By Dr. Nancy F. Crum-Cianflone, M.D., Department Head, Deployment Health Research Department, Naval Health Research Center
As a former military officer, I personally value the importance of discovering new information that will help those who serve in our military. My job at the Naval Health Research Center (NHRC) in San Diego, Calif., allows me to be on the cutting-edge of research that will benefit those servicemembers.
As part of my job, I get to oversee many research studies, including the Millennium Cohort Study (MILCO) and the Millennium Cohort Family Study. In the MILCO study, we are combining survey data with personnel, deployment, vaccination, and military health system information, to evaluate the impact of military service, including deployment, on various health measures.
A cohort study follows a distinct group of people over an extended period of time. In epidemiological research, only a cohort study has the strength to describe long-term health outcomes that are of concern to the military.
The MILCO study itself is a project recommended by the U.S. Congress in 1999, and sponsored by the DoD in response to concerns about the health effects of deployments following the 1991 Gulf War. The study is the largest prospective military health study in the U.S. and captures data from personnel across all branches of the military.
This year, we hope to expand our total number of participants by over 50,000. This will give us a chance to reach our goal of over 200,000 participants overall. I cannot emphasize enough how important this information is to understanding how multiple variables affect our service members or how much we need new volunteers to participate.
Our enrollment cycles occur every three years and are timed so that we can assess the occupational exposure and health outcome that may be related to deployments. We’re in our 10th year of the study and hope to continue until 2022.

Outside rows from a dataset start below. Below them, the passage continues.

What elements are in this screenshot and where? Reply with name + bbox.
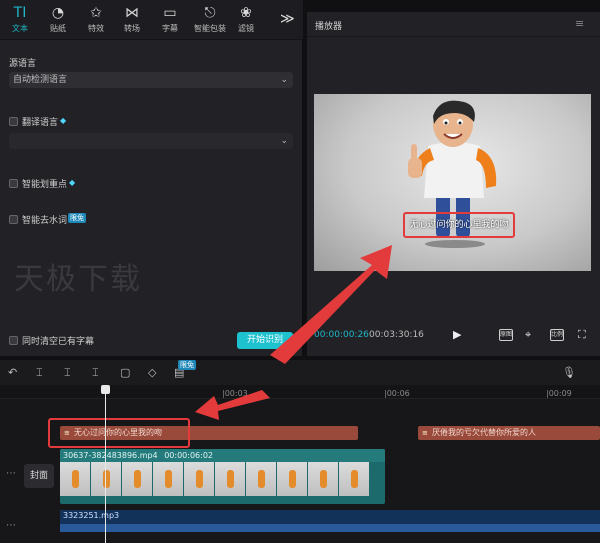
annotation-arrows bbox=[195, 245, 392, 420]
editor-window: TI 文本 ◔ 贴纸 ✩ 特效 ⋈ 转场 ▭ 字幕 ⎋ 智能包装 ❀ 滤镜 ≫ … bbox=[0, 0, 600, 543]
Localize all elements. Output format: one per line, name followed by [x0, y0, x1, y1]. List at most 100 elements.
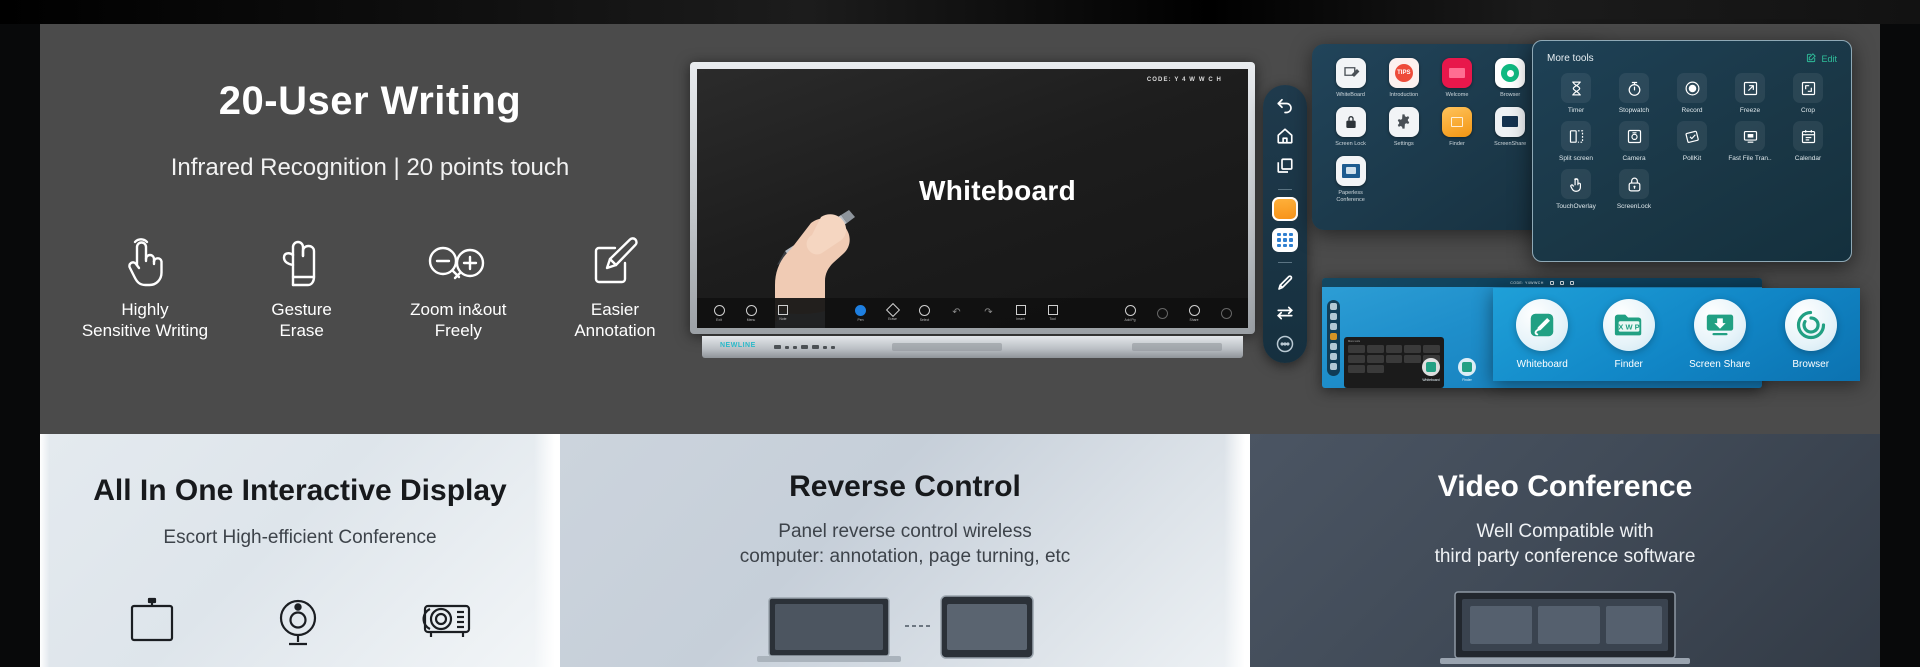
toolbar-add-page-button[interactable]: Add Pg — [1120, 304, 1140, 322]
more-tools-grid[interactable]: Timer Stopwatch Record Freeze Crop Split… — [1547, 73, 1837, 210]
shortcut-screen-share[interactable]: Screen Share — [1689, 299, 1750, 370]
toolbar-undo-button[interactable]: ↶ — [947, 308, 967, 318]
toolbar-close-button[interactable] — [1216, 307, 1236, 319]
back-icon[interactable] — [1272, 93, 1298, 117]
home-task-icon[interactable] — [1330, 323, 1337, 330]
apps-grid-icon[interactable] — [1272, 227, 1298, 253]
toolbar-note-button[interactable]: Note — [773, 305, 793, 321]
toolbar-redo-button[interactable]: ↷ — [979, 308, 999, 318]
home-quick-app-icon[interactable] — [1330, 333, 1337, 340]
card-icon-row — [40, 594, 560, 650]
app-item-whiteboard[interactable]: WhiteBoard — [1324, 58, 1377, 99]
whiteboard-toolbar[interactable]: Exit Menu Note Pen Erase Select ↶ ↷ Inse… — [697, 298, 1248, 328]
more-circle-icon[interactable] — [1272, 332, 1298, 356]
tool-label: TouchOverlay — [1556, 203, 1596, 210]
menu-icon — [745, 304, 757, 316]
tool-item-record[interactable]: Record — [1663, 73, 1721, 114]
feature-label: Gesture Erase — [271, 300, 332, 341]
app-label: Settings — [1393, 140, 1414, 147]
toolbar-share-button[interactable]: Share — [1184, 304, 1204, 322]
home-side-toolbar[interactable] — [1327, 300, 1340, 376]
tool-item-timer[interactable]: Timer — [1547, 73, 1605, 114]
shortcut-finder[interactable]: X W P Finder — [1602, 299, 1655, 370]
toolbar-insert-button[interactable]: Insert — [1011, 305, 1031, 321]
toolbar-page-count[interactable] — [1152, 307, 1172, 319]
home-pencil-icon[interactable] — [1330, 353, 1337, 360]
tool-label: Timer — [1567, 107, 1585, 114]
pencil-icon[interactable] — [1272, 271, 1298, 295]
app-item-screenshare[interactable]: ScreenShare — [1484, 106, 1537, 148]
app-label: Finder — [1449, 140, 1465, 147]
tool-item-camera[interactable]: Camera — [1605, 121, 1663, 162]
toolbar-label: Add Pg — [1124, 317, 1136, 322]
edit-button[interactable]: Edit — [1806, 52, 1837, 65]
port-icon — [801, 345, 808, 349]
app-item-settings[interactable]: Settings — [1377, 106, 1430, 148]
tool-item-split-screen[interactable]: Split screen — [1547, 121, 1605, 162]
tool-item-pollkit[interactable]: PollKit — [1663, 121, 1721, 162]
home-home-icon[interactable] — [1330, 313, 1337, 320]
toolbar-right-group[interactable]: Add Pg Share — [1120, 304, 1236, 322]
tool-item-screen-lock[interactable]: ScreenLock — [1605, 169, 1663, 210]
card-subtitle: Well Compatible with third party confere… — [1434, 521, 1696, 567]
toolbar-label: Menu — [746, 317, 756, 322]
toolbar-center-group[interactable]: Pen Erase Select ↶ ↷ Insert Tool — [851, 302, 1063, 322]
feature-label: Zoom in&out Freely — [410, 300, 507, 341]
display-screen[interactable]: CODE: Y 4 W W C H Whiteboard Exit Menu N… — [697, 69, 1248, 328]
shortcut-label: Finder — [1614, 359, 1643, 370]
toolbar-left-group[interactable]: Exit Menu Note — [709, 304, 793, 322]
toolbar-select-button[interactable]: Select — [915, 304, 935, 322]
toolbar-label: Exit — [716, 317, 722, 322]
tool-item-crop[interactable]: Crop — [1779, 73, 1837, 114]
toolbar-exit-button[interactable]: Exit — [709, 304, 729, 322]
shortcut-label: Whiteboard — [1516, 359, 1568, 370]
shortcut-browser[interactable]: Browser — [1784, 299, 1837, 370]
more-tools-panel[interactable]: More tools Edit Timer Stopwatch Record F… — [1532, 40, 1852, 262]
finder-folder-icon: X W P — [1602, 299, 1655, 351]
task-switch-icon[interactable] — [1272, 155, 1298, 179]
toolbar-eraser-button[interactable]: Erase — [883, 302, 903, 321]
home-more-icon[interactable] — [1330, 363, 1337, 370]
tool-item-stopwatch[interactable]: Stopwatch — [1605, 73, 1663, 114]
screen-share-icon — [1693, 299, 1746, 351]
app-item-finder[interactable]: Finder — [1430, 106, 1483, 148]
select-icon — [919, 304, 930, 316]
app-item-introduction[interactable]: TIPS Introduction — [1377, 58, 1430, 99]
toolbar-label: Select — [919, 317, 930, 322]
app-label: Introduction — [1389, 92, 1419, 98]
home-dock-label: Finder — [1462, 378, 1472, 382]
tools-icon — [1047, 305, 1058, 315]
tool-item-touch-overlay[interactable]: TouchOverlay — [1547, 169, 1605, 210]
toolbar-tool-button[interactable]: Tool — [1043, 305, 1063, 321]
tool-label: Camera — [1622, 155, 1646, 162]
tool-item-freeze[interactable]: Freeze — [1721, 73, 1779, 114]
home-back-icon[interactable] — [1330, 303, 1337, 310]
browser-app-icon — [1495, 58, 1526, 88]
feature-zoom-in-out: Zoom in&out Freely — [383, 229, 533, 342]
app-item-welcome[interactable]: Welcome — [1430, 58, 1483, 99]
record-icon — [1677, 73, 1707, 103]
tool-item-fast-file-transfer[interactable]: Fast File Tran.. — [1721, 121, 1779, 162]
app-label: Browser — [1500, 92, 1521, 98]
app-item-browser[interactable]: Browser — [1484, 58, 1537, 99]
toolbar-divider — [1274, 260, 1296, 265]
app-item-paperless-conference[interactable]: Paperless Conference — [1324, 155, 1377, 204]
shortcut-whiteboard[interactable]: Whiteboard — [1516, 299, 1569, 370]
pen-icon — [855, 304, 866, 316]
vertical-side-toolbar[interactable] — [1263, 85, 1307, 363]
app-orange-icon[interactable] — [1272, 196, 1298, 221]
home-dock-item[interactable]: Finder — [1458, 358, 1476, 382]
toolbar-menu-button[interactable]: Menu — [741, 304, 761, 322]
home-icon[interactable] — [1272, 124, 1298, 148]
toolbar-pen-button[interactable]: Pen — [851, 304, 871, 322]
hero-title: 20-User Writing — [218, 79, 522, 123]
shortcut-overlay[interactable]: Whiteboard X W P Finder Screen Share Bro… — [1493, 288, 1860, 381]
pollkit-icon — [1677, 121, 1707, 151]
transfer-icon[interactable] — [1272, 301, 1298, 325]
app-item-screen-lock[interactable]: Screen Lock — [1324, 106, 1377, 148]
tool-item-calendar[interactable]: Calendar — [1779, 121, 1837, 162]
glove-icon — [281, 229, 323, 287]
home-dock-item[interactable]: Whiteboard — [1422, 358, 1440, 382]
screen-lock-icon — [1619, 169, 1649, 199]
home-apps-icon[interactable] — [1330, 343, 1337, 350]
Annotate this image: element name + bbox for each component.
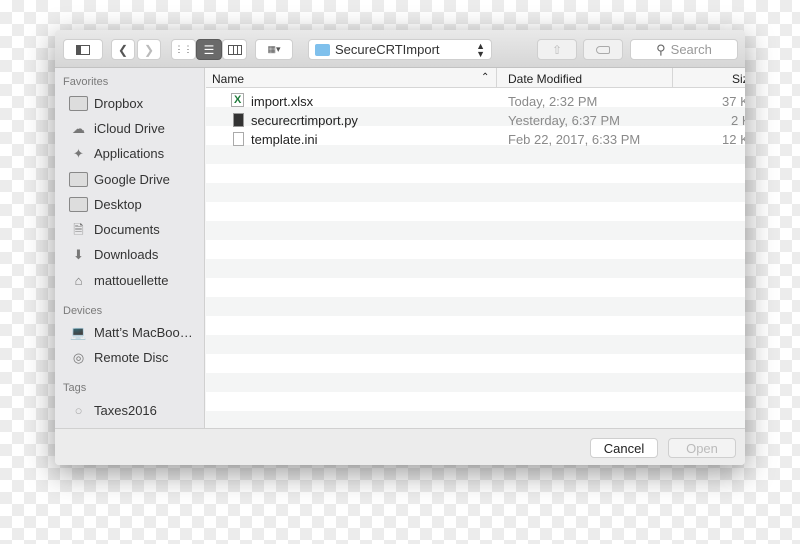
laptop-icon: 💻 bbox=[70, 325, 87, 340]
file-date: Today, 2:32 PM bbox=[508, 94, 598, 109]
arrange-grid-icon: ▦▾ bbox=[267, 44, 281, 54]
location-label: SecureCRTImport bbox=[335, 42, 440, 57]
share-button[interactable]: ⇧ bbox=[537, 39, 577, 60]
sidebar-item-label: Downloads bbox=[94, 247, 159, 262]
sidebar-icon bbox=[76, 44, 90, 55]
search-field[interactable]: ⚲ Search bbox=[630, 39, 738, 60]
folder-icon bbox=[69, 96, 88, 111]
cloud-icon: ☁ bbox=[72, 121, 85, 136]
sort-ascending-icon: ⌃ bbox=[481, 72, 490, 83]
cancel-label: Cancel bbox=[603, 440, 645, 456]
file-name: template.ini bbox=[251, 132, 318, 147]
column-view-button[interactable] bbox=[222, 39, 247, 60]
folder-icon bbox=[69, 172, 88, 187]
sidebar-item-label: mattouellette bbox=[94, 273, 169, 288]
favorites-heading: Favorites bbox=[63, 76, 109, 88]
file-list: Name ⌃ Date Modified Siz X import.xlsx T… bbox=[206, 68, 745, 428]
file-name: import.xlsx bbox=[251, 94, 314, 109]
sidebar-item-label: Matt’s MacBoo… bbox=[94, 325, 193, 340]
downloads-icon: ⬇ bbox=[73, 247, 84, 262]
file-size: 2 K bbox=[731, 113, 745, 128]
open-label: Open bbox=[686, 440, 718, 456]
list-view-button[interactable]: ☰ bbox=[196, 39, 222, 60]
devices-heading: Devices bbox=[63, 305, 103, 317]
documents-icon: 🗎 bbox=[73, 222, 84, 237]
file-row[interactable]: template.ini Feb 22, 2017, 6:33 PM 12 K bbox=[206, 130, 745, 149]
desktop-folder-icon bbox=[69, 197, 88, 212]
arrange-button[interactable]: ▦▾ bbox=[255, 39, 293, 60]
sidebar-item-label: Applications bbox=[94, 146, 165, 161]
sidebar-item-applications[interactable]: ✦ Applications bbox=[69, 146, 164, 161]
applications-icon: ✦ bbox=[73, 146, 84, 161]
updown-chevron-icon: ▲ ▼ bbox=[476, 40, 485, 59]
location-popup[interactable]: SecureCRTImport ▲ ▼ bbox=[308, 39, 492, 60]
chevron-left-icon: ❮ bbox=[117, 42, 129, 57]
forward-button[interactable]: ❯ bbox=[137, 39, 161, 60]
columns-icon bbox=[227, 44, 242, 55]
toolbar: ❮ ❯ ⋮⋮ ☰ ▦▾ SecureCRTImport ▲ ▼ ⇧ ⚲ Search bbox=[55, 30, 745, 68]
sidebar-item-tag-taxes2016[interactable]: ○ Taxes2016 bbox=[69, 403, 157, 418]
share-icon: ⇧ bbox=[551, 42, 563, 57]
file-name: securecrtimport.py bbox=[251, 113, 358, 128]
sidebar-item-dropbox[interactable]: Dropbox bbox=[69, 96, 143, 111]
search-icon: ⚲ bbox=[656, 41, 666, 57]
sidebar: Favorites Dropbox ☁ iCloud Drive ✦ Applica… bbox=[55, 68, 205, 428]
sidebar-item-icloud-drive[interactable]: ☁ iCloud Drive bbox=[69, 121, 165, 136]
search-placeholder: Search bbox=[670, 42, 712, 57]
sidebar-item-documents[interactable]: 🗎 Documents bbox=[69, 222, 160, 237]
column-name[interactable]: Name bbox=[212, 72, 244, 86]
tag-circle-icon: ○ bbox=[74, 403, 83, 418]
sidebar-item-label: Taxes2016 bbox=[94, 403, 157, 418]
sidebar-item-label: Documents bbox=[94, 222, 160, 237]
executable-file-icon bbox=[233, 113, 244, 127]
excel-file-icon: X bbox=[231, 93, 245, 107]
file-row[interactable]: X import.xlsx Today, 2:32 PM 37 K bbox=[206, 92, 745, 111]
sidebar-item-macbook[interactable]: 💻 Matt’s MacBoo… bbox=[69, 325, 193, 340]
chevron-right-icon: ❯ bbox=[143, 42, 155, 57]
open-file-dialog: ❮ ❯ ⋮⋮ ☰ ▦▾ SecureCRTImport ▲ ▼ ⇧ ⚲ Search… bbox=[55, 30, 745, 465]
file-row[interactable]: securecrtimport.py Yesterday, 6:37 PM 2 … bbox=[206, 111, 745, 130]
grid-icon: ⋮⋮ bbox=[174, 44, 193, 54]
cancel-button[interactable]: Cancel bbox=[590, 438, 658, 458]
column-header: Name ⌃ Date Modified Siz bbox=[206, 68, 745, 88]
sidebar-item-google-drive[interactable]: Google Drive bbox=[69, 172, 170, 187]
sidebar-item-remote-disc[interactable]: ◎ Remote Disc bbox=[69, 350, 169, 365]
column-size[interactable]: Siz bbox=[732, 72, 745, 86]
file-size: 37 K bbox=[722, 94, 745, 109]
sidebar-item-desktop[interactable]: Desktop bbox=[69, 197, 142, 212]
column-date-modified[interactable]: Date Modified bbox=[508, 72, 582, 86]
sidebar-item-label: Google Drive bbox=[94, 172, 170, 187]
home-icon: ⌂ bbox=[74, 273, 83, 288]
document-file-icon bbox=[233, 132, 244, 146]
sidebar-toggle-button[interactable] bbox=[63, 39, 103, 60]
file-date: Yesterday, 6:37 PM bbox=[508, 113, 621, 128]
tags-heading: Tags bbox=[63, 382, 87, 394]
sidebar-item-label: iCloud Drive bbox=[94, 121, 165, 136]
sidebar-item-home[interactable]: ⌂ mattouellette bbox=[69, 273, 169, 288]
folder-icon bbox=[315, 43, 330, 56]
file-date: Feb 22, 2017, 6:33 PM bbox=[508, 132, 641, 147]
sidebar-item-downloads[interactable]: ⬇ Downloads bbox=[69, 247, 158, 262]
back-button[interactable]: ❮ bbox=[111, 39, 135, 60]
list-icon: ☰ bbox=[203, 42, 215, 57]
disc-icon: ◎ bbox=[72, 350, 85, 365]
open-button[interactable]: Open bbox=[668, 438, 736, 458]
sidebar-item-label: Desktop bbox=[94, 197, 142, 212]
icon-view-button[interactable]: ⋮⋮ bbox=[171, 39, 196, 60]
sidebar-item-label: Dropbox bbox=[94, 96, 144, 111]
sidebar-item-label: Remote Disc bbox=[94, 350, 169, 365]
button-bar: Cancel Open bbox=[55, 428, 745, 465]
tags-button[interactable] bbox=[583, 39, 623, 60]
tag-icon bbox=[596, 45, 610, 54]
file-size: 12 K bbox=[722, 132, 745, 147]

In addition to the enrollment of service members, in this cycle we hope to enroll about 10,000 military spouses as part of the Millennium Cohort Family Study. The Family Study is designed to get a better sense of how military families are coping with military life after nearly a decade of war.
We will contact the enrolled spouses every three years to complete follow-up surveys, even if their sponsor is no longer in the service. We will use this study to help us understand the ever-evolving needs of our military families including the cumulative effects of multiple deployments.
More than 50 percent of our participants have been deployed in support of the wars in Iraq and Afghanistan. Their input will enable us to evaluate data from before, during, and long after their deployments. Some of the areas we are analyzing include post traumatic stress disorder (PTSD), depression, alcohol misuse, respiratory illnesses, and traumatic brain injury.
To reemphasize the great importance of this study, the MILCO is the largest ever long-term health study in U.S. military history – so I really hope you’ll choose to be a part of it! It is my hope that every military service member and his/her spouse who receives an invitation will participate in MILCO and provide their invaluable input into this important study.